Slow iPhone sales make for an unusually ugly quarter for Apple—and shows that even tech’s superstar is reeling from the sluggish economy

Must read

Apple reported a steeper sales decline in its holiday period than Wall Street feared, showing the toll of an economic slowdown and lingering supply snags.

Revenue in the fiscal first quarter amounted to $117.2 billion, the company said in a statement Thursday. That compared with Wall Street projections of about $121.1 billion. The shares fell in extended trading.

The results show that Apple hasn’t been able to dodge the tech slowdown afflicting many of its competitors. Demand for smartphones and computers has slumped in the past year, and Covid-19 restrictions in China added to Apple’s woes during the holiday sales period. Timing was another issue: The company didn’t launch new Macs and HomePods until recent weeks, missing the end of the first quarter.
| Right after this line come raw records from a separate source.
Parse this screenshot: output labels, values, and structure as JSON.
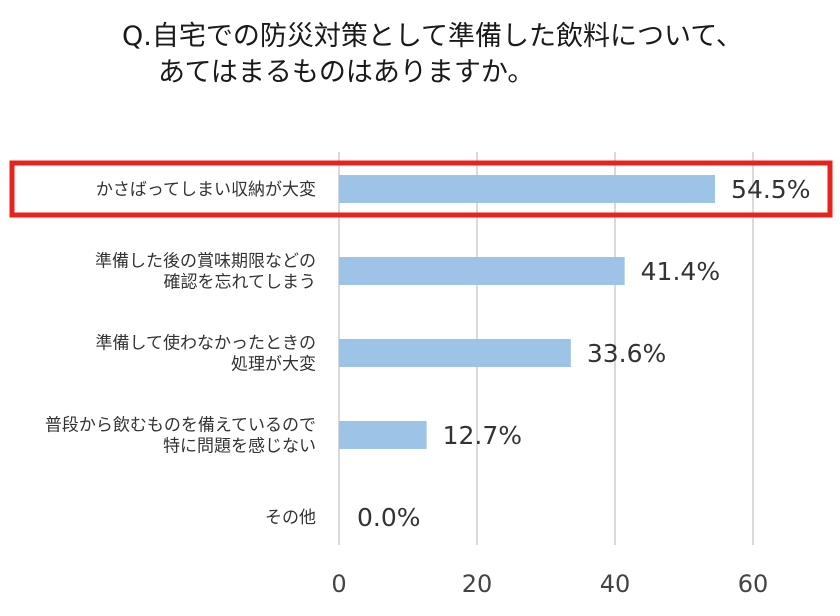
{
  "title": {
    "line1": "Q.自宅での防災対策として準備した飲料について、",
    "line2": "あてはまるものはありますか。"
  },
  "chart_data": {
    "type": "bar",
    "orientation": "horizontal",
    "categories": [
      [
        "かさばってしまい収納が大変"
      ],
      [
        "準備した後の賞味期限などの",
        "確認を忘れてしまう"
      ],
      [
        "準備して使わなかったときの",
        "処理が大変"
      ],
      [
        "普段から飲むものを備えているので",
        "特に問題を感じない"
      ],
      [
        "その他"
      ]
    ],
    "values": [
      54.5,
      41.4,
      33.6,
      12.7,
      0.0
    ],
    "value_labels": [
      "54.5%",
      "41.4%",
      "33.6%",
      "12.7%",
      "0.0%"
    ],
    "xlim": [
      0,
      70
    ],
    "xticks": [
      0,
      20,
      40,
      60
    ],
    "grid": "vertical",
    "bar_color": "#9dc3e6",
    "grid_color": "#d9d9d9",
    "highlight_color": "#e8231d",
    "highlight_index": 0
  }
}
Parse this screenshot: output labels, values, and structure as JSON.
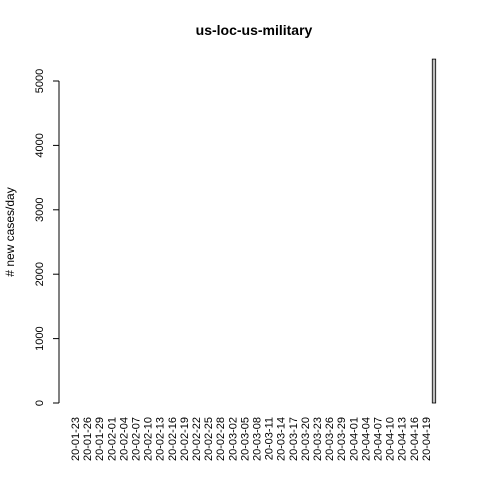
{
  "chart_data": {
    "type": "bar",
    "title": "us-loc-us-military",
    "xlabel": "",
    "ylabel": "# new cases/day",
    "ylim": [
      0,
      5400
    ],
    "yticks": [
      0,
      1000,
      2000,
      3000,
      4000,
      5000
    ],
    "xtick_labels": [
      "20-01-23",
      "20-01-26",
      "20-01-29",
      "20-02-01",
      "20-02-04",
      "20-02-07",
      "20-02-10",
      "20-02-13",
      "20-02-16",
      "20-02-19",
      "20-02-22",
      "20-02-25",
      "20-02-28",
      "20-03-02",
      "20-03-05",
      "20-03-08",
      "20-03-11",
      "20-03-14",
      "20-03-17",
      "20-03-20",
      "20-03-23",
      "20-03-26",
      "20-03-29",
      "20-04-01",
      "20-04-04",
      "20-04-07",
      "20-04-10",
      "20-04-13",
      "20-04-16",
      "20-04-19"
    ],
    "x": [
      "20-01-23",
      "20-01-24",
      "20-01-25",
      "20-01-26",
      "20-01-27",
      "20-01-28",
      "20-01-29",
      "20-01-30",
      "20-01-31",
      "20-02-01",
      "20-02-02",
      "20-02-03",
      "20-02-04",
      "20-02-05",
      "20-02-06",
      "20-02-07",
      "20-02-08",
      "20-02-09",
      "20-02-10",
      "20-02-11",
      "20-02-12",
      "20-02-13",
      "20-02-14",
      "20-02-15",
      "20-02-16",
      "20-02-17",
      "20-02-18",
      "20-02-19",
      "20-02-20",
      "20-02-21",
      "20-02-22",
      "20-02-23",
      "20-02-24",
      "20-02-25",
      "20-02-26",
      "20-02-27",
      "20-02-28",
      "20-02-29",
      "20-03-01",
      "20-03-02",
      "20-03-03",
      "20-03-04",
      "20-03-05",
      "20-03-06",
      "20-03-07",
      "20-03-08",
      "20-03-09",
      "20-03-10",
      "20-03-11",
      "20-03-12",
      "20-03-13",
      "20-03-14",
      "20-03-15",
      "20-03-16",
      "20-03-17",
      "20-03-18",
      "20-03-19",
      "20-03-20",
      "20-03-21",
      "20-03-22",
      "20-03-23",
      "20-03-24",
      "20-03-25",
      "20-03-26",
      "20-03-27",
      "20-03-28",
      "20-03-29",
      "20-03-30",
      "20-03-31",
      "20-04-01",
      "20-04-02",
      "20-04-03",
      "20-04-04",
      "20-04-05",
      "20-04-06",
      "20-04-07",
      "20-04-08",
      "20-04-09",
      "20-04-10",
      "20-04-11",
      "20-04-12",
      "20-04-13",
      "20-04-14",
      "20-04-15",
      "20-04-16",
      "20-04-17",
      "20-04-18",
      "20-04-19",
      "20-04-20",
      "20-04-21"
    ],
    "values": [
      0,
      0,
      0,
      0,
      0,
      0,
      0,
      0,
      0,
      0,
      0,
      0,
      0,
      0,
      0,
      0,
      0,
      0,
      0,
      0,
      0,
      0,
      0,
      0,
      0,
      0,
      0,
      0,
      0,
      0,
      0,
      0,
      0,
      0,
      0,
      0,
      0,
      0,
      0,
      0,
      0,
      0,
      0,
      0,
      0,
      0,
      0,
      0,
      0,
      0,
      0,
      0,
      0,
      0,
      0,
      0,
      0,
      0,
      0,
      0,
      0,
      0,
      0,
      0,
      0,
      0,
      0,
      0,
      0,
      0,
      0,
      0,
      0,
      0,
      0,
      0,
      0,
      0,
      0,
      0,
      0,
      0,
      0,
      0,
      0,
      0,
      0,
      0,
      0,
      5340
    ],
    "bar_color": "#bebebe",
    "grid": false,
    "legend": "none"
  }
}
Earnings came in at $1.88 per share, compared with an average estimate of $1.94 per share. The Cupertino, California-based technology giant didn’t provide a revenue outlook for the second quarter, continuing an approach it adopted at the start of the Covid pandemic in 2020.

Apple shares had closed up 3.7% at $150.82 in New York. They have gained 16% this year.

Chief Executive Officer Tim Cook cited a “challenging environment” in the statement. “We remain focused on the long term,” he said.

Apple generated $65.8 billion from its flagship product, the iPhone, missing the estimate of $68.3 billion. That also represents a decline the $71.6 billion that the product brought in a year earlier. While the latest iPhone was a more significant leap than the previous version, the factories producing the popular Pro models in China were shuttered for several weeks during the quarter due to pandemic restrictions. 

The company made $7.74 billion from the Mac, well short of the $9.7 billion estimate. That’s also a significant drop from $10.9 billion a year ago.

It was a tough year-over-year comparison given that Apple launched a revamped MacBook Pro line in the previous holiday period. This time around, it didn’t update the MacBook Pro and Mac mini models until the current quarter.